La coopération repose ainsi sur la prise de conscience d’intérêts similaires que partagent les acteurs pour mener à bien un projet. L’enjeu managérial consiste alors à mettre en place des conditions préalables à la réussite d’une alliance coopérative, comme le fait de prendre en compte divers segments du touriste culturel.

4.1 Segmenter le touriste culturel : les cinq catégories de touristes culturels développées par McKercher and Hilary du Cros

Travailler en coopération nécessite une réflexion sur les types de consommateurs à atteindre. Et ce d’autant plus que le secteur du tourisme s’adresse à un ensemble de profils comme les vacanciers, les voyageurs étrangers ou encore les excursionnistes à la journée dont font partie les habitants de proximité. Une première collaboration entre spectacle et tourisme peut amener à s’interroger sur les définitions données au touriste culturel ; deux d’entres elles y sont fréquemment rencontrées.

La première considère que le touriste culturel se déplace pour un motif essentiel de visite de sites culturels (musées, patrimoine, etc.) où de venue à des manifestations culturelles (concerts, spectacles, festivals, etc.)

La deuxième, qui est la plus répandue auprès des professionnels du tourisme, admet qu’un touriste culturel est aussi celui dont le déplacement n’est pas motivé pour une raison principalement culturelle mais qui intègre toutefois au cours de son séjour, une visite culturelle.

Deux auteurs, McKercher and Hilary du Cros (2002)25, ont proposé une classification des touristes culturels, interrogeant leurs identités et leurs expériences. L’expérience touristique est plus ou moins intense selon d’une part, les motifs du touriste et d’autre part, son degré de participation. Les auteurs ont donc établi cinq profils :

4.1.1 Le touriste culturel intentionnel [the purposeful cultural tourist]

Ce profil désigne un individu passionné qui s’adonne régulièrement à des pratiques culturelles et qui manifeste un fort intérêt pour l’art. La destination culturelle est motivée par la recherche d’une expérience culturelle intense et d’opportunités d’apprentissages. Il ne fait généralement pas appel à des organisateurs professionnels pour l’organisation de son séjour. Autonome, il s’informe, réserve et achète seul son voyage, souvent par le biais d’Internet. Ce type de touriste est à recruter dans les catégories sociales les plus élevées, parmi les gens les plus instruits, et représente une minorité parmi les cinq catégories de touristes culturels exposées ici.

4.1.2 Le touriste culturel consciencieux [the sightseeing cultural tourist]

Planificateur, il effectue un circuit culturel par l’intermédiaire d’agences de voyages spécialisées dans la culture dont les plus connues en France sont Arts et Vie, Clio, La Fugue, Intermèdes, et Koré.
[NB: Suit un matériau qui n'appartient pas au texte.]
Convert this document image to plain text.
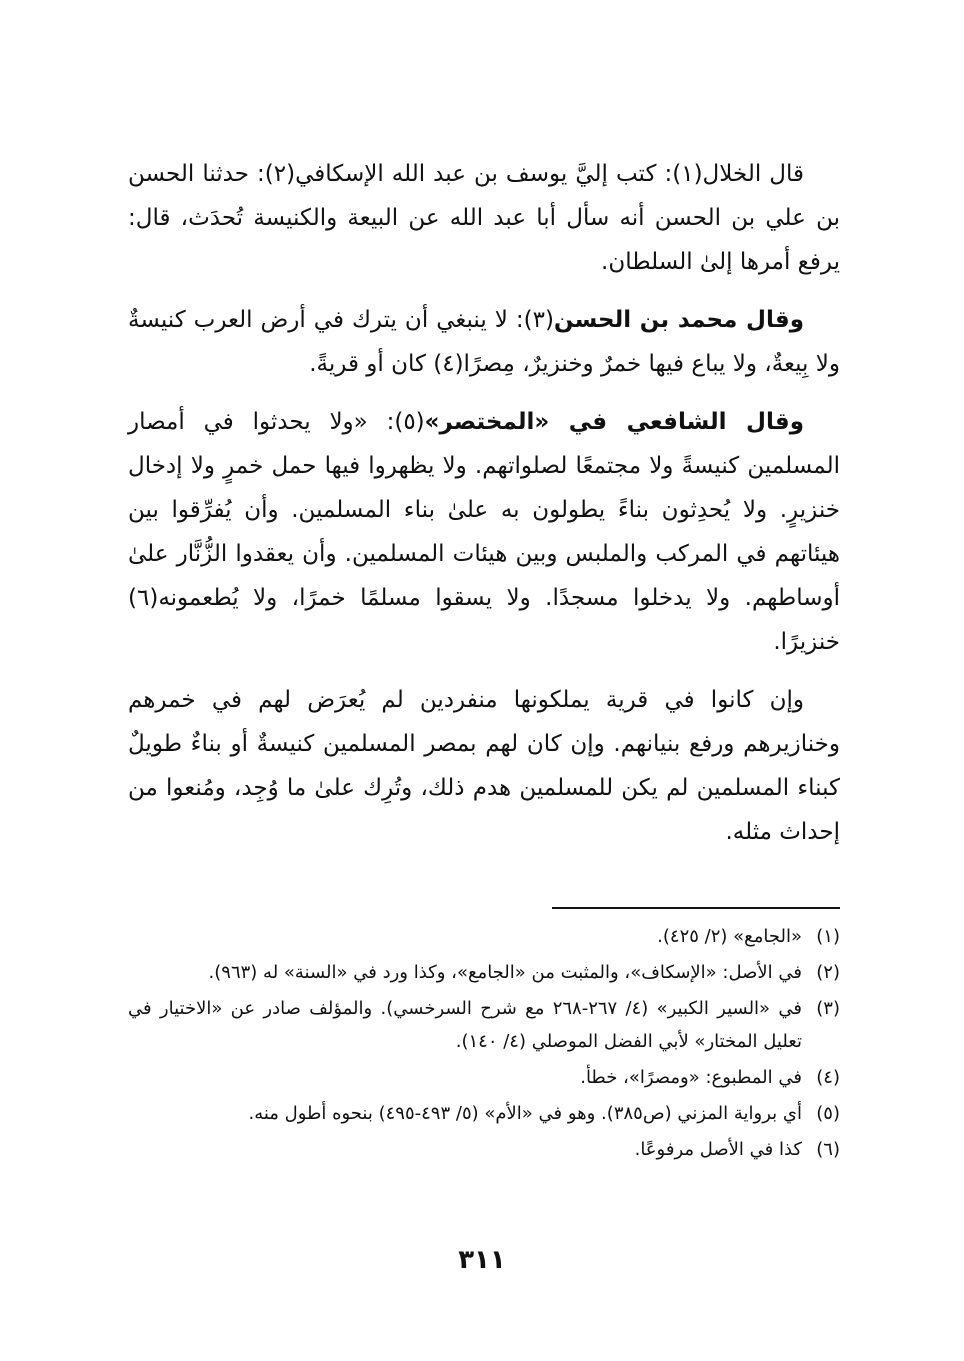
قال الخلال(١): كتب إليَّ يوسف بن عبد الله الإسكافي(٢): حدثنا الحسن بن علي بن الحسن أنه سأل أبا عبد الله عن البيعة والكنيسة تُحدَث، قال: يرفع أمرها إلىٰ السلطان.

وقال محمد بن الحسن(٣): لا ينبغي أن يترك في أرض العرب كنيسةٌ ولا بِيعةٌ، ولا يباع فيها خمرٌ وخنزيرٌ، مِصرًا(٤) كان أو قريةً.

وقال الشافعي في «المختصر»(٥): «ولا يحدثوا في أمصار المسلمين كنيسةً ولا مجتمعًا لصلواتهم. ولا يظهروا فيها حمل خمرٍ ولا إدخال خنزيرٍ. ولا يُحدِثون بناءً يطولون به علىٰ بناء المسلمين. وأن يُفرِّقوا بين هيئاتهم في المركب والملبس وبين هيئات المسلمين. وأن يعقدوا الزُّنَّار علىٰ أوساطهم. ولا يدخلوا مسجدًا. ولا يسقوا مسلمًا خمرًا، ولا يُطعمونه(٦) خنزيرًا.

وإن كانوا في قرية يملكونها منفردين لم يُعرَض لهم في خمرهم وخنازيرهم ورفع بنيانهم. وإن كان لهم بمصر المسلمين كنيسةٌ أو بناءٌ طويلٌ كبناء المسلمين لم يكن للمسلمين هدم ذلك، وتُرِك علىٰ ما وُجِد، ومُنعوا من إحداث مثله.

(١)
«الجامع» (٢/ ٤٢٥).
(٢)
في الأصل: «الإسكاف»، والمثبت من «الجامع»، وكذا ورد في «السنة» له (٩٦٣).
(٣)
في «السير الكبير» (٤/ ٢٦٧-٢٦٨ مع شرح السرخسي). والمؤلف صادر عن «الاختيار في تعليل المختار» لأبي الفضل الموصلي (٤/ ١٤٠).
(٤)
في المطبوع: «ومصرًا»، خطأ.
(٥)
أي برواية المزني (ص٣٨٥). وهو في «الأم» (٥/ ٤٩٣-٤٩٥) بنحوه أطول منه.
(٦)
كذا في الأصل مرفوعًا.
٣١١
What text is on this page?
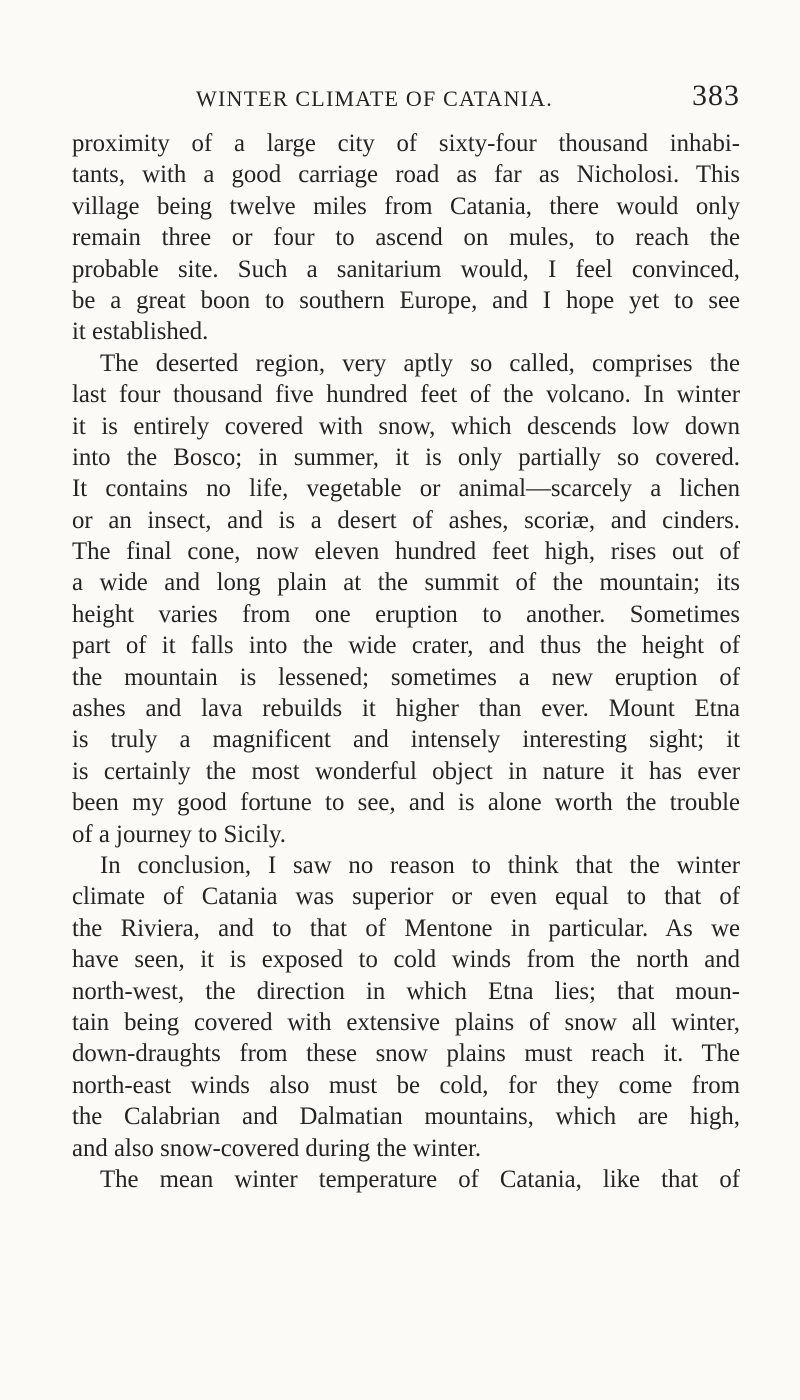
WINTER CLIMATE OF CATANIA.	383
proximity of a large city of sixty-four thousand inhabi-
tants, with a good carriage road as far as Nicholosi. This
village being twelve miles from Catania, there would only
remain three or four to ascend on mules, to reach the
probable site. Such a sanitarium would, I feel convinced,
be a great boon to southern Europe, and I hope yet to see
it established.
The deserted region, very aptly so called, comprises the
last four thousand five hundred feet of the volcano. In winter
it is entirely covered with snow, which descends low down
into the Bosco; in summer, it is only partially so covered.
It contains no life, vegetable or animal—scarcely a lichen
or an insect, and is a desert of ashes, scoriæ, and cinders.
The final cone, now eleven hundred feet high, rises out of
a wide and long plain at the summit of the mountain; its
height varies from one eruption to another. Sometimes
part of it falls into the wide crater, and thus the height of
the mountain is lessened; sometimes a new eruption of
ashes and lava rebuilds it higher than ever. Mount Etna
is truly a magnificent and intensely interesting sight; it
is certainly the most wonderful object in nature it has ever
been my good fortune to see, and is alone worth the trouble
of a journey to Sicily.
In conclusion, I saw no reason to think that the winter
climate of Catania was superior or even equal to that of
the Riviera, and to that of Mentone in particular. As we
have seen, it is exposed to cold winds from the north and
north-west, the direction in which Etna lies; that moun-
tain being covered with extensive plains of snow all winter,
down-draughts from these snow plains must reach it. The
north-east winds also must be cold, for they come from
the Calabrian and Dalmatian mountains, which are high,
and also snow-covered during the winter.
The mean winter temperature of Catania, like that of
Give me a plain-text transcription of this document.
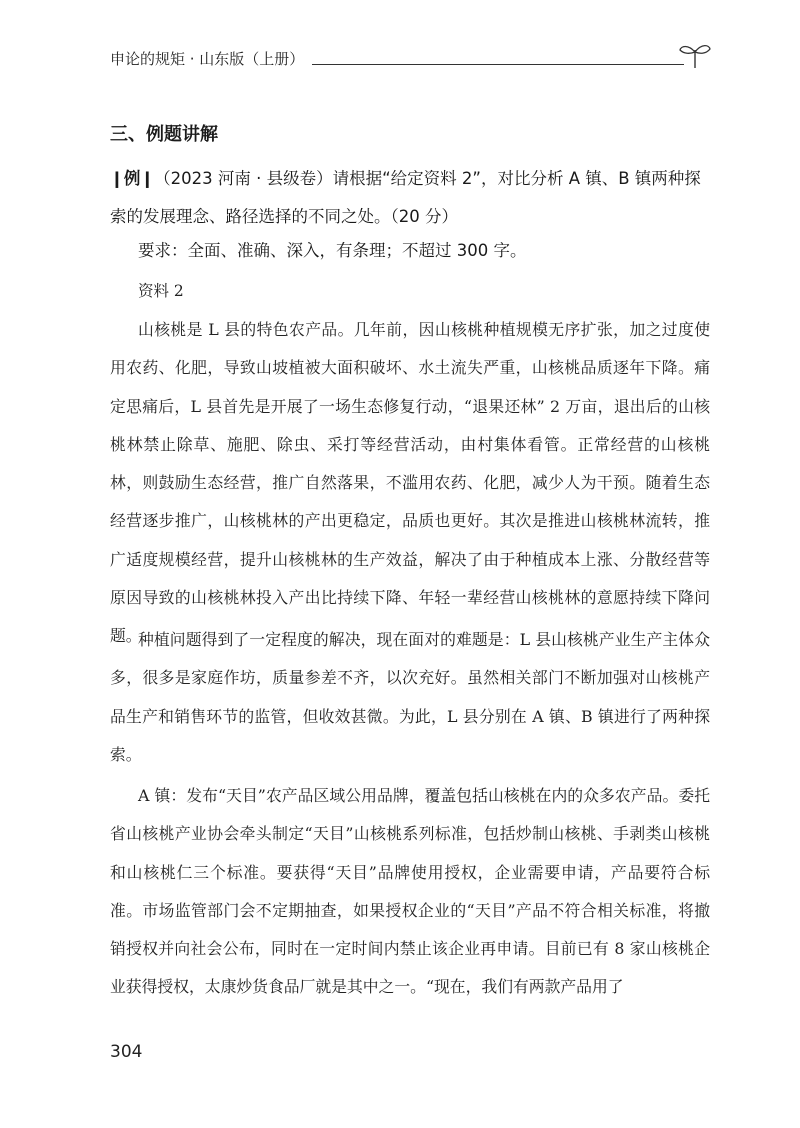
申论的规矩 · 山东版（上册）
三、例题讲解
❙例❙（2023 河南 · 县级卷）请根据“给定资料 2”，对比分析 A 镇、B 镇两种探索的发展理念、路径选择的不同之处。（20 分）
要求：全面、准确、深入，有条理；不超过 300 字。
资料 2

山核桃是 L 县的特色农产品。几年前，因山核桃种植规模无序扩张，加之过度使用农药、化肥，导致山坡植被大面积破坏、水土流失严重，山核桃品质逐年下降。痛定思痛后，L 县首先是开展了一场生态修复行动，“退果还林” 2 万亩，退出后的山核桃林禁止除草、施肥、除虫、采打等经营活动，由村集体看管。正常经营的山核桃林，则鼓励生态经营，推广自然落果，不滥用农药、化肥，减少人为干预。随着生态经营逐步推广，山核桃林的产出更稳定，品质也更好。其次是推进山核桃林流转，推广适度规模经营，提升山核桃林的生产效益，解决了由于种植成本上涨、分散经营等原因导致的山核桃林投入产出比持续下降、年轻一辈经营山核桃林的意愿持续下降问题。

种植问题得到了一定程度的解决，现在面对的难题是：L 县山核桃产业生产主体众多，很多是家庭作坊，质量参差不齐，以次充好。虽然相关部门不断加强对山核桃产品生产和销售环节的监管，但收效甚微。为此，L 县分别在 A 镇、B 镇进行了两种探索。

A 镇：发布“天目”农产品区域公用品牌，覆盖包括山核桃在内的众多农产品。委托省山核桃产业协会牵头制定“天目”山核桃系列标准，包括炒制山核桃、手剥类山核桃和山核桃仁三个标准。要获得“天目”品牌使用授权，企业需要申请，产品要符合标准。市场监管部门会不定期抽查，如果授权企业的“天目”产品不符合相关标准，将撤销授权并向社会公布，同时在一定时间内禁止该企业再申请。目前已有 8 家山核桃企业获得授权，太康炒货食品厂就是其中之一。“现在，我们有两款产品用了

304
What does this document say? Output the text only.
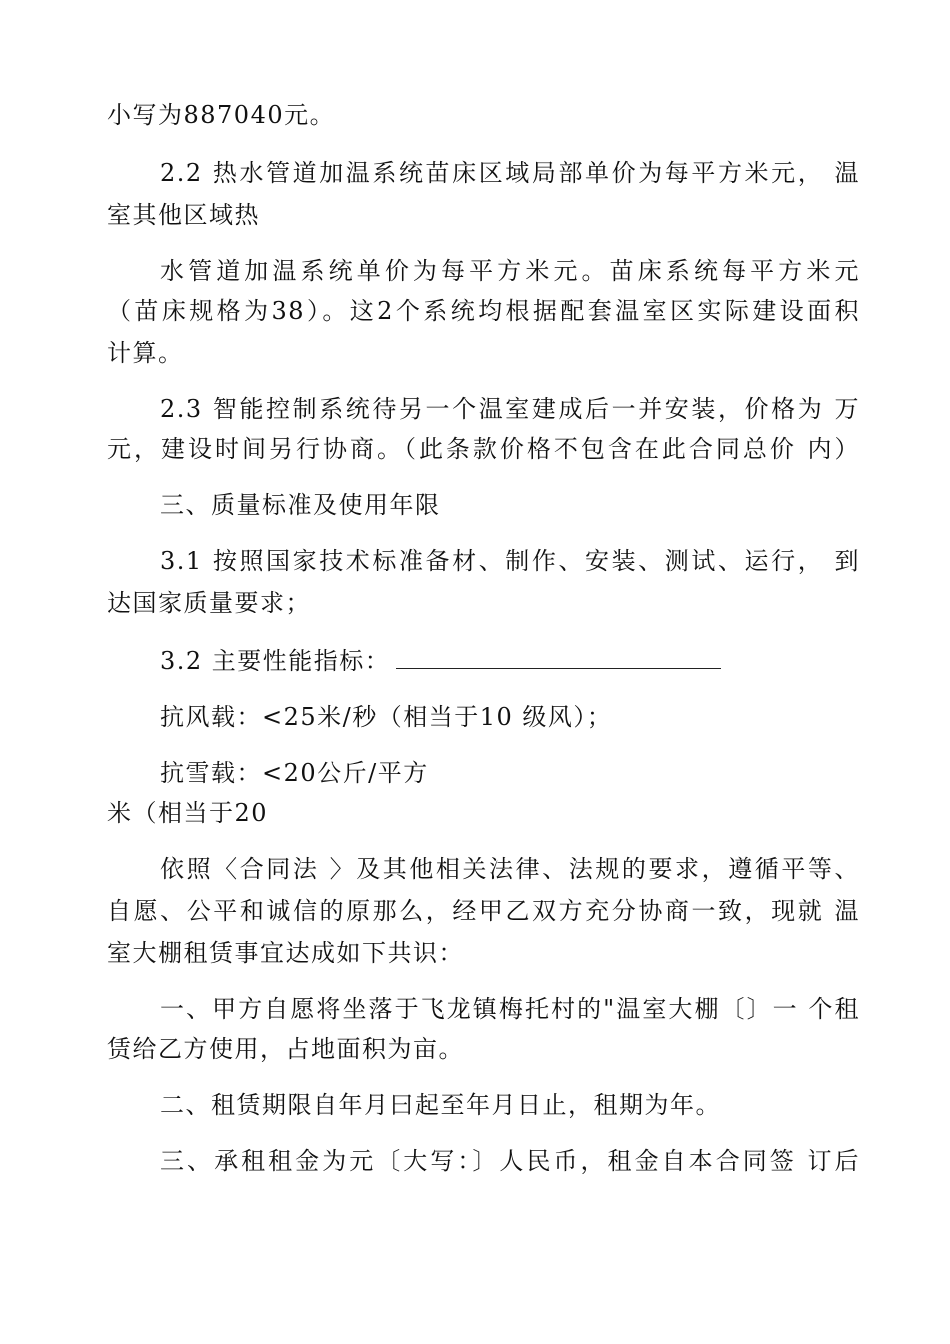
小写为887040元。
2.2 热水管道加温系统苗床区域局部单价为每平方米元， 温
室其他区域热
水管道加温系统单价为每平方米元。苗床系统每平方米元
（苗床规格为38）。这2个系统均根据配套温室区实际建设面积
计算。
2.3 智能控制系统待另一个温室建成后一并安装，价格为 万
元，建设时间另行协商。（此条款价格不包含在此合同总价 内）
三、质量标准及使用年限
3.1 按照国家技术标准备材、制作、安装、测试、运行， 到
达国家质量要求；
3.2 主要性能指标：
抗风载：<25米/秒（相当于10 级风）；
抗雪载：<20公斤/平方
米（相当于20
依照〈合同法 〉及其他相关法律、法规的要求，遵循平等、
自愿、公平和诚信的原那么，经甲乙双方充分协商一致，现就 温
室大棚租赁事宜达成如下共识：
一、甲方自愿将坐落于飞龙镇梅托村的"温室大棚〔〕一 个租
赁给乙方使用，占地面积为亩。
二、租赁期限自年月曰起至年月日止，租期为年。
三、承租租金为元〔大写：〕人民币，租金自本合同签 订后
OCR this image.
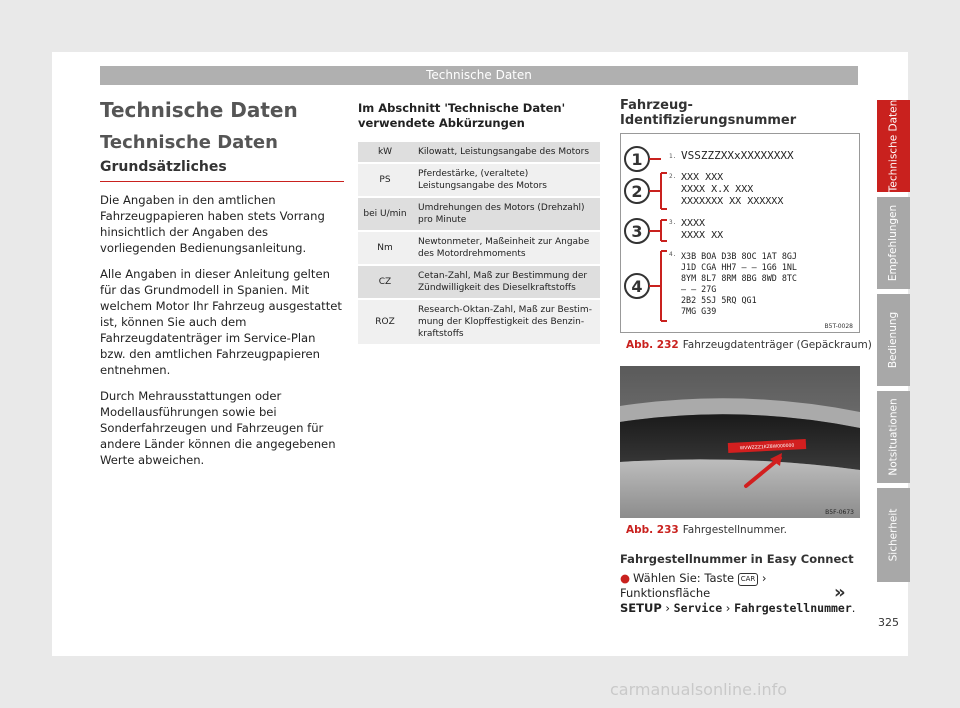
Technische Daten
Technische Daten
Technische Daten
Grundsätzliches

Die Angaben in den amtlichen Fahrzeugpapieren haben stets Vorrang hinsichtlich der Angaben des vorliegenden Bedienungsanleitung.

Alle Angaben in dieser Anleitung gelten für das Grundmodell in Spanien. Mit welchem Motor Ihr Fahrzeug ausgestattet ist, können Sie auch dem Fahrzeugdatenträger im Service-Plan bzw. den amtlichen Fahrzeugpapieren entnehmen.

Durch Mehrausstattungen oder Modellausführungen sowie bei Sonderfahrzeugen und Fahrzeugen für andere Länder können die angegebenen Werte abweichen.

Im Abschnitt 'Technische Daten' verwendete Abkürzungen
kW	Kilowatt, Leistungsangabe des Motors
PS	Pferdestärke, (veraltete) Leistungsangabe des Motors
bei U/min	Umdrehungen des Motors (Drehzahl) pro Minute
Nm	Newtonmeter, Maßeinheit zur Angabe des Motordrehmoments
CZ	Cetan-Zahl, Maß zur Bestimmung der Zündwilligkeit des Dieselkraftstoffs
ROZ	Research-Oktan-Zahl, Maß zur Bestimmung der Klopffestigkeit des Benzinkraftstoffs
Fahrzeug-Identifizierungsnummer
1
2
3
4
1.
2.
3.
4.
VSSZZZXXxXXXXXXXX
XXX XXX
XXXX X.X XXX
XXXXXXX XX XXXXXX
XXXX
XXXX XX
X3B BOA D3B 8OC 1AT 8GJ
J1D CGA HH7 – – 1G6 1NL
8YM 8L7 8RM 8BG 8WD 8TC
– – 27G
2B2 5SJ 5RQ QG1
7MG G39
B5T-0028
Abb. 232 Fahrzeugdatenträger (Gepäckraum)
WVWZZZ1KZ8W000000
B5F-0673
Abb. 233 Fahrgestellnummer.
Fahrgestellnummer in Easy Connect
● Wählen Sie: Taste CAR › Funktionsfläche
SETUP › Service › Fahrgestellnummer.
»
325
Technische Daten
Empfehlungen
Bedienung
Notsituationen
Sicherheit
carmanualsonline.info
Ce deuxième profil comprend plus les personnes âgées ou le marché des seniors est actuellement en pleine expansion, en partie grâce à l’évolution démographique et à la plus grande mobilité des retraités.

4.1.3 Le touriste culturel instinctif [the serendipitous cultural tourist]

Il est initialement non motivé par la culture, mais va au cours de son voyage s’offrir une séquence culturelle improvisée. Cette expérience culturelle à laquelle il ne s’attendait pas va lui être satisfaisante et mémorable. Cet heureux hasard peut alors jouer un rôle déclencheur pour d’autres visites à caractère culturel.

4.1.4 Le touriste culturel occasionnel ou amateur [the casual cultural tourist]

Il va se rendre à un évènement culturel avec un degré de motivation plus faible que celui du touriste culturel assidu ou « intentionnel » ; il en résultera une expérience culturelle plus superficielle.

4.1.5 Le touriste culturel accidentel [the incidental cultural tourist]

Il prendra part à un évènement culturel non planifié à la base, ne voyageant pas pour des raisons culturelles. A l’inverse du touriste culturel fortuit, il sera moins marqué par l’expérience de spectateur.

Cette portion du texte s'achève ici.